Millionen für die Sanierung fließen

Hagen..  Mit dem gestrigen Nachsitzen des Aufsichtsrates ist die Enervie AG der drängenden Sanierung einen entscheidenden Schritt näher gekommen. Die Vertreter der Anteilseigner haben zum einen dem Jahresabschluss 2014 mit einem Fehlbetrag von 115 Millionen Euro zugestimmt. Zum anderen hat Oberbürgermeister Erik O. Schulz die Garantieerklärung für eine städtische Pa­tronatsbürgschaft in Höhe von 30 Millionen Euro unterzeichnet, die von den Gläubigerbanken gefordert wird, um dem dringend erforderlichen Restrukturierungsprozess die notwendige Liquidität zu verschaffen. Damit konnten die Wirtschaftsprüfer von PricewaterhouseCoopers (PwC) auch testieren, dass Enervie in den nächsten beiden Jahren zahlungsfähig bleibt.

Finaler Bericht Ende August

Die für die Schulz-Unterschrift erforderliche vorläufige Genehmigung der Arnsberger Bezirksregierung lag nach den Irritationen zum Ende der vergangenen Woche am Montag im Rathaus vor. Endgültig wird diese Finanzspritze (Anteilseignerdarlehen) erst Ende August konkret, wenn der abschließende, von den Unternehmensberatern aus dem Hause Roland Berger erarbeitete Sanierungsplan vorliegt.

Netzgesellschaft kommt

Mit dem PwC-Liquiditätstestat kann jetzt auch rückwirkend zum 1. Januar 2015 von Enervie die „Große Netzgesellschaft“ gegründet werden. Diese Umstrukturierung ermöglicht dem Unternehmen künftig jährliche Mehreinnahmen von 7 Millionen Euro bei den Netznutzungsentgelten und damit eine verbesserte Ertragslage.

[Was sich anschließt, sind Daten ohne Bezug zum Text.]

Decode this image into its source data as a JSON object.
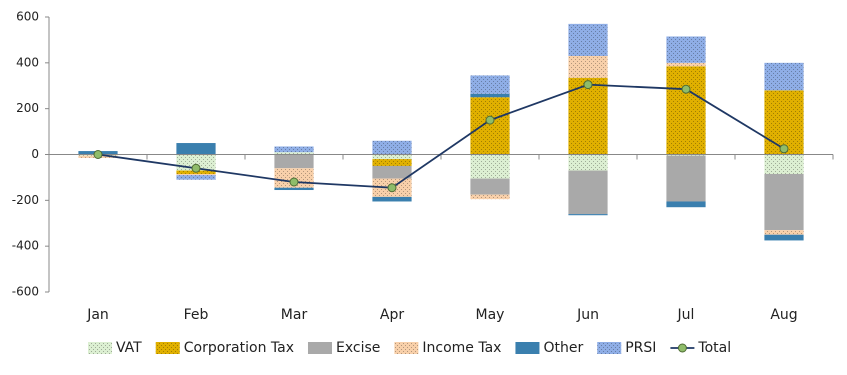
{
  "chart_data": {
    "type": "bar",
    "categories": [
      "Jan",
      "Feb",
      "Mar",
      "Apr",
      "May",
      "Jun",
      "Jul",
      "Aug"
    ],
    "series": [
      {
        "name": "VAT",
        "color": "#dcefd2",
        "values": [
          -5,
          -70,
          10,
          -20,
          -105,
          -70,
          -5,
          -85
        ]
      },
      {
        "name": "Corporation Tax",
        "color": "#e0b000",
        "values": [
          0,
          -15,
          0,
          -30,
          250,
          335,
          385,
          280
        ]
      },
      {
        "name": "Excise",
        "color": "#a9a9a9",
        "values": [
          0,
          0,
          -60,
          -55,
          -70,
          -190,
          -200,
          -245
        ]
      },
      {
        "name": "Income Tax",
        "color": "#f8d0aa",
        "values": [
          -10,
          -5,
          -85,
          -80,
          -20,
          95,
          15,
          -20
        ]
      },
      {
        "name": "Other",
        "color": "#3a7fae",
        "values": [
          15,
          50,
          -10,
          -20,
          15,
          -5,
          -25,
          -25
        ]
      },
      {
        "name": "PRSI",
        "color": "#8faee6",
        "values": [
          0,
          -20,
          25,
          60,
          80,
          140,
          115,
          120
        ]
      },
      {
        "name": "Total",
        "type": "line",
        "color": "#1f3864",
        "values": [
          0,
          -60,
          -120,
          -145,
          150,
          305,
          285,
          25
        ]
      }
    ],
    "ylim": [
      -600,
      600
    ],
    "yticks": [
      -600,
      -400,
      -200,
      0,
      200,
      400,
      600
    ]
  }
}
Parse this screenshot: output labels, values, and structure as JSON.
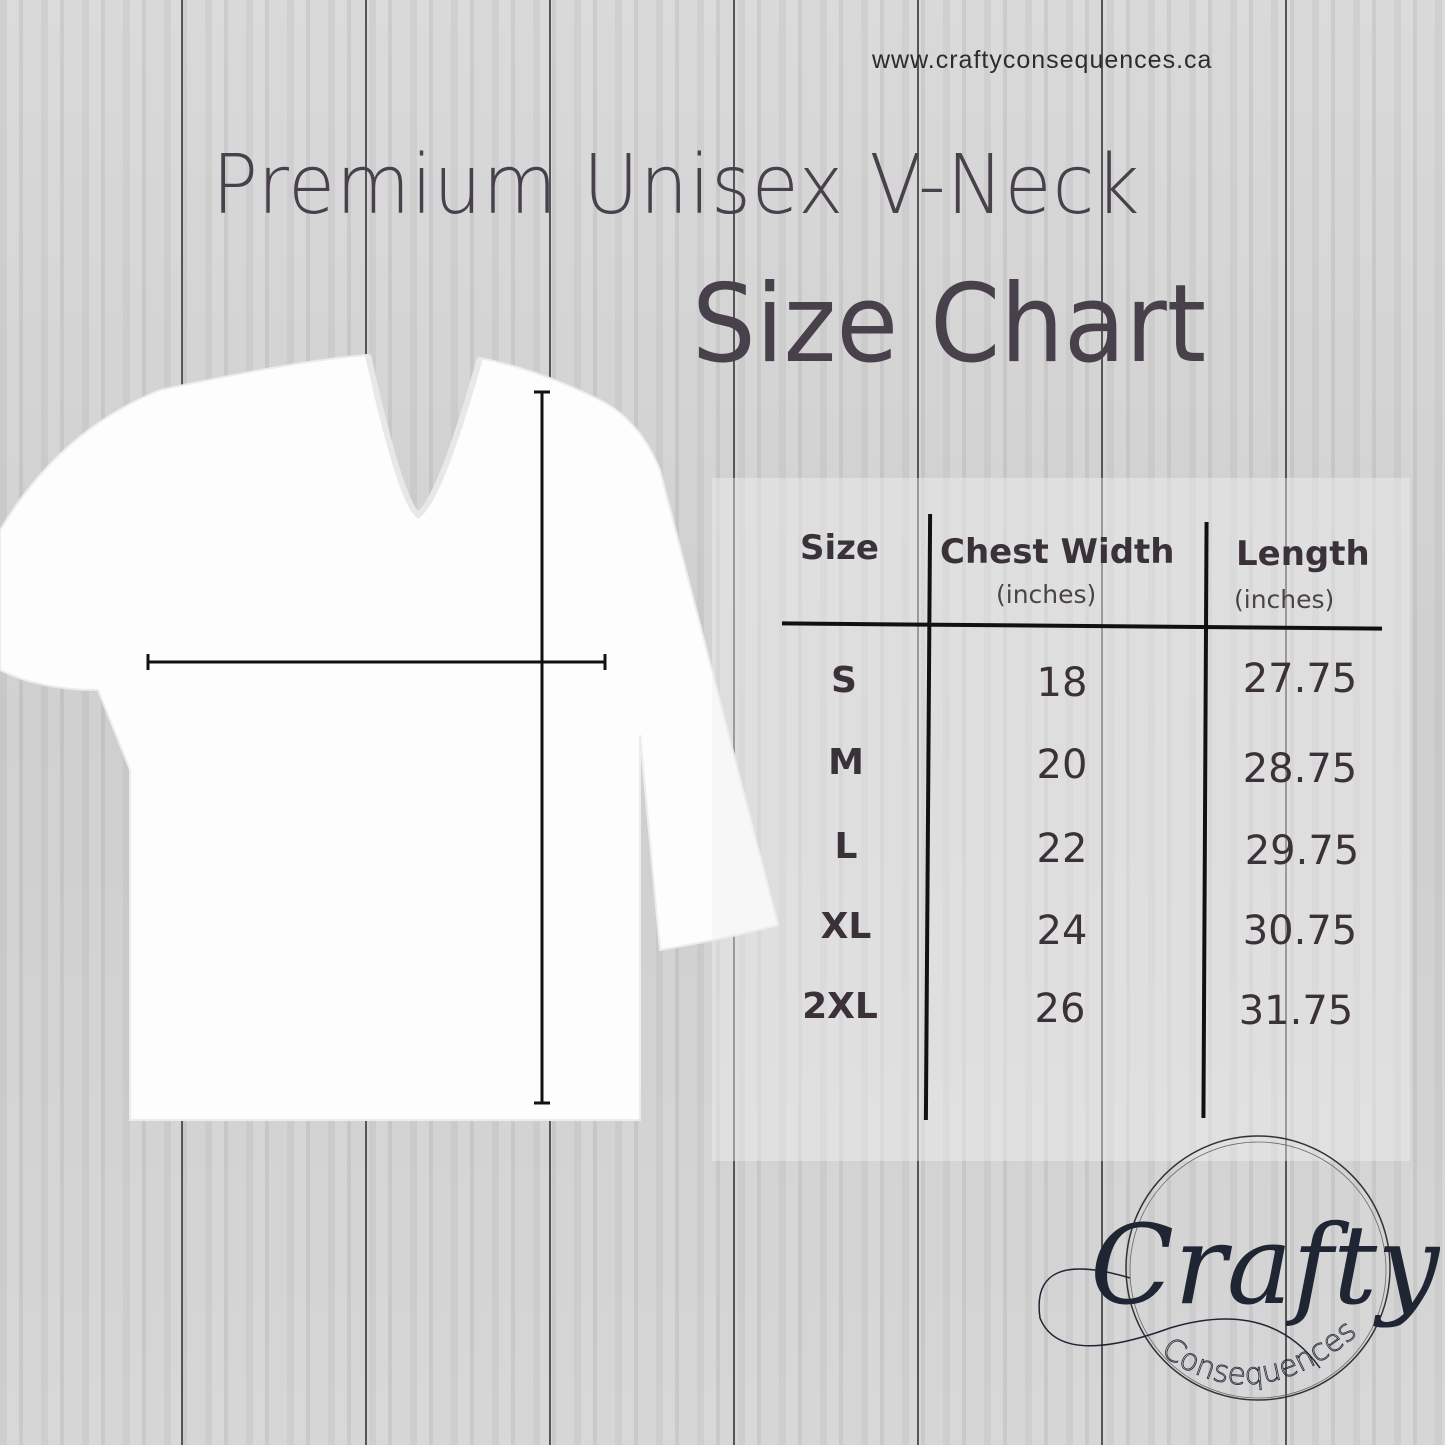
{
  "website": "www.craftyconsequences.ca",
  "title": "Premium Unisex V-Neck",
  "subtitle": "Size Chart",
  "table": {
    "headers": [
      {
        "label": "Size",
        "unit": ""
      },
      {
        "label": "Chest Width",
        "unit": "(inches)"
      },
      {
        "label": "Length",
        "unit": "(inches)"
      }
    ],
    "rows": [
      {
        "size": "S",
        "chest": "18",
        "length": "27.75"
      },
      {
        "size": "M",
        "chest": "20",
        "length": "28.75"
      },
      {
        "size": "L",
        "chest": "22",
        "length": "29.75"
      },
      {
        "size": "XL",
        "chest": "24",
        "length": "30.75"
      },
      {
        "size": "2XL",
        "chest": "26",
        "length": "31.75"
      }
    ]
  },
  "logo": {
    "main": "Crafty",
    "secondary": "Consequences"
  },
  "colors": {
    "text": "#3a3238",
    "logo": "#1f2533",
    "shirt": "#ffffff"
  }
}
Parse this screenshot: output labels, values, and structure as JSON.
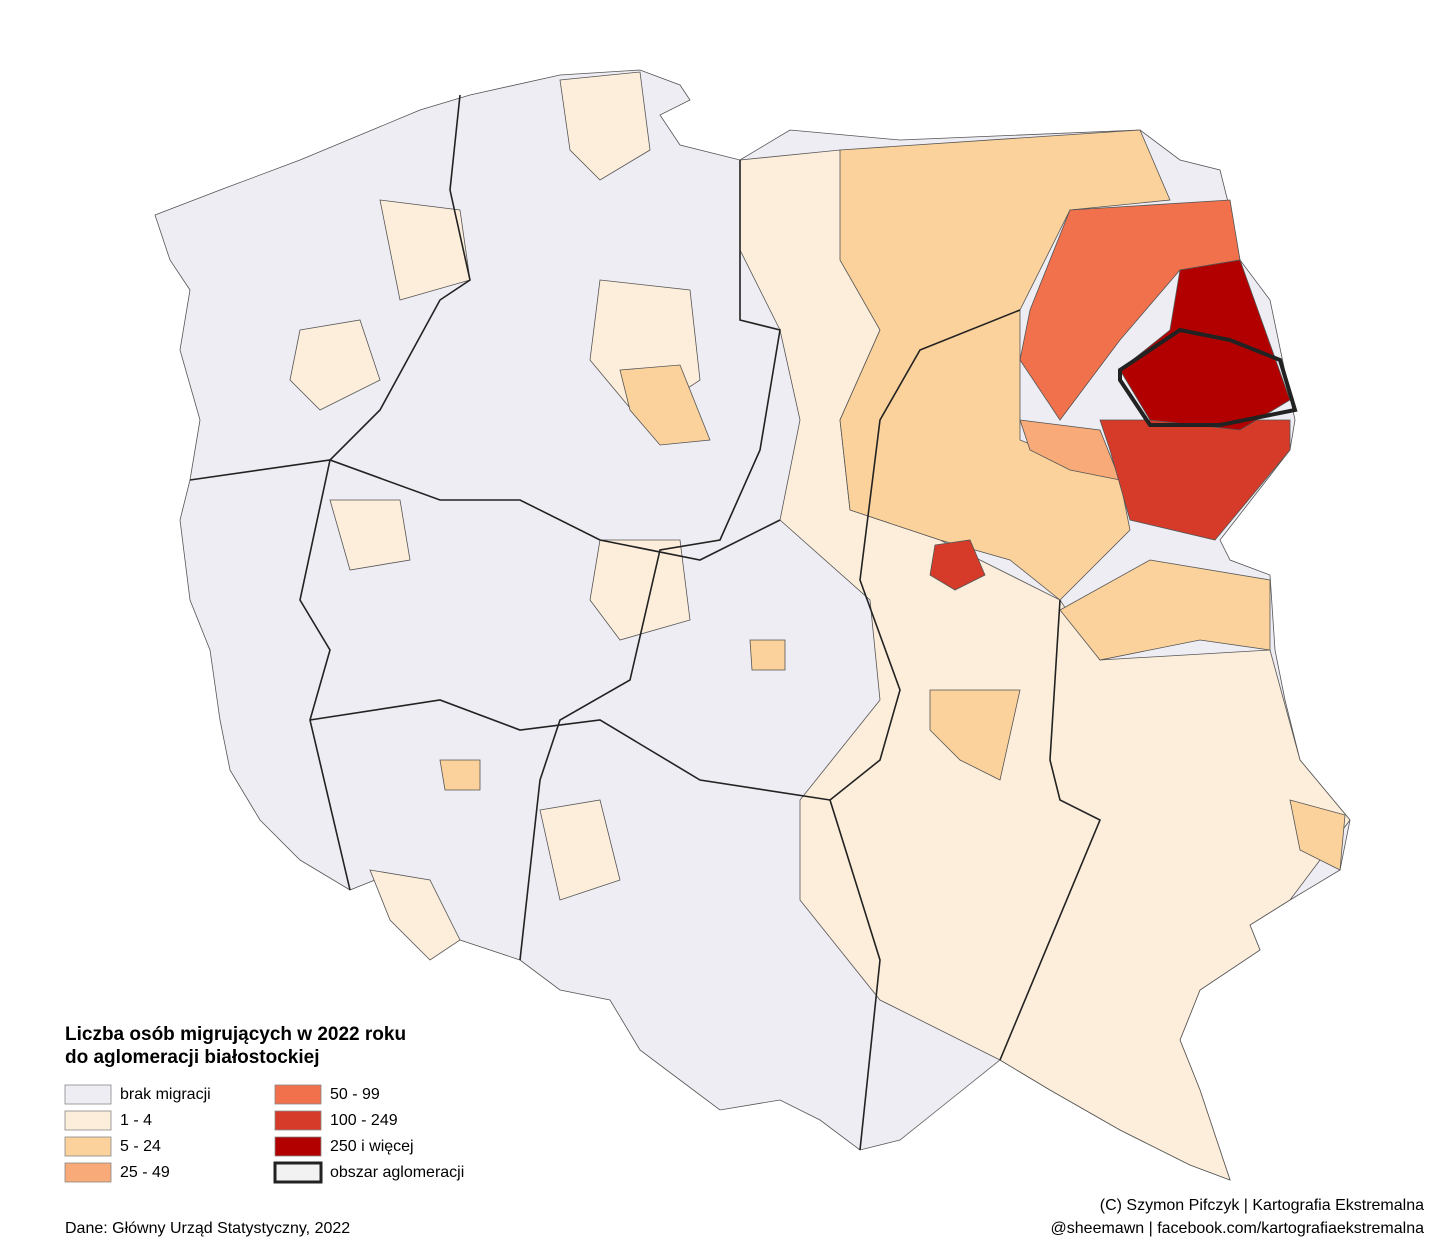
{
  "title": [
    "Liczba osób migrujących w 2022 roku",
    "do aglomeracji białostockiej"
  ],
  "legend": [
    {
      "label": "brak migracji",
      "color": "#eeedf4"
    },
    {
      "label": "1 - 4",
      "color": "#fdeedb"
    },
    {
      "label": "5 - 24",
      "color": "#fbd29b"
    },
    {
      "label": "25 - 49",
      "color": "#f8aa78"
    },
    {
      "label": "50 - 99",
      "color": "#f0714c"
    },
    {
      "label": "100 - 249",
      "color": "#d63b2a"
    },
    {
      "label": "250 i więcej",
      "color": "#b20000"
    },
    {
      "label": "obszar aglomeracji",
      "color": "#f2f2f2",
      "border": "#222222"
    }
  ],
  "source": "Dane: Główny Urząd Statystyczny, 2022",
  "credits": [
    "(C) Szymon Pifczyk | Kartografia Ekstremalna",
    "@sheemawn | facebook.com/kartografiaekstremalna"
  ]
}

Wann der von den mehr als 40 Gläubigerbanken geforderte und vom Enervie-Vorstand installierte Sanierungsbegleiter (CRO) und dann freigestellte Remondis-Geschäftsführer Markus F. Schmidt seine neue Aufgabe antritt, steht nach Angaben des Unternehmens noch nicht fest. Parallel agieren bei Enervie auch schon drei weitere Remondis-Entsandte, die im Rahmen eines Projektes bei Enervie ein neues Reporting-System etablieren, das künftig monatliche Zwischenabschlüsse liefert.